Deuxièmement les paradigmes ou plutôt les changements de paradigme, donc les révolutions de la pensée et du croire. Il se pourrait, et peut-être heureusement, qu’ils soient réservés à l’humain. La pensée et la foi monothéiste ! Ou, pour n’évoquer que deux exemples tirés de l’art visuel, pour la machine le carré noir de Malewitch reste un carrée noir, ne peut pas prendre la place de l’icône sans que l’humain le lui impose, ou le pissoir de Duchamp reste un pissoir et ne peut pas être déclaré œuvre d’art «ready made» par la machine elle-même. Ouverte pour moi reste la question si un jour l’intelligence artificielle arrivera à changer de niveau, se regarder elle-même et d’une façon nouvelle, au deuxième ou troisième degré, c’est-à-dire avec recul et une autre logique que celle du premier degré. Si réelle menace pour l’humain il y a, c’est là où elle réside, dans la prise de pouvoir sur l’humain (mais même là, serait-ce si différent de la prise de pouvoir sur l’humain par l’humain ?).

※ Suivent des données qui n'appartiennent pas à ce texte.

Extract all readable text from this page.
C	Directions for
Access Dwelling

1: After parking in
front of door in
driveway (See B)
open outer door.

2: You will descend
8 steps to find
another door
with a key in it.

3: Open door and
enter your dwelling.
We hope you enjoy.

Troisièmement la régulation ; celle-ci ne peut pas se faire par l’interdiction de l’intelligence artificielle. Pourquoi ? Parce que, comme chez l’humain, ce ne serait qu’interdiction pour le grand public. Les puissants et les puissances de ce monde s’en serviront toujours. Le protestantisme lui-même est l’illustration de la régulation qui s’impose de l’intelligence artificielle : la transparence, rendre accessible la «bible» à tout le monde, pour que débat ouvert il y ait, rendre public et accessible à tout le monde l’algorithme ou les algorithmes, les soumettre à un débat public et démocratique, former et éduquer pour que son utilisation soit bénéfique à tous les humains. En Église, le seigneur de l’algorithme s’appelle curie, Rome ou pape. Ce n’est qu’une approche «protestante», dans tous les sens du mot, qui permet de cadrer l’algorithme ou les algorithmes pour qu’ils servent l’humain et la liberté humaine et ne travaillent pas contre ceux-ci.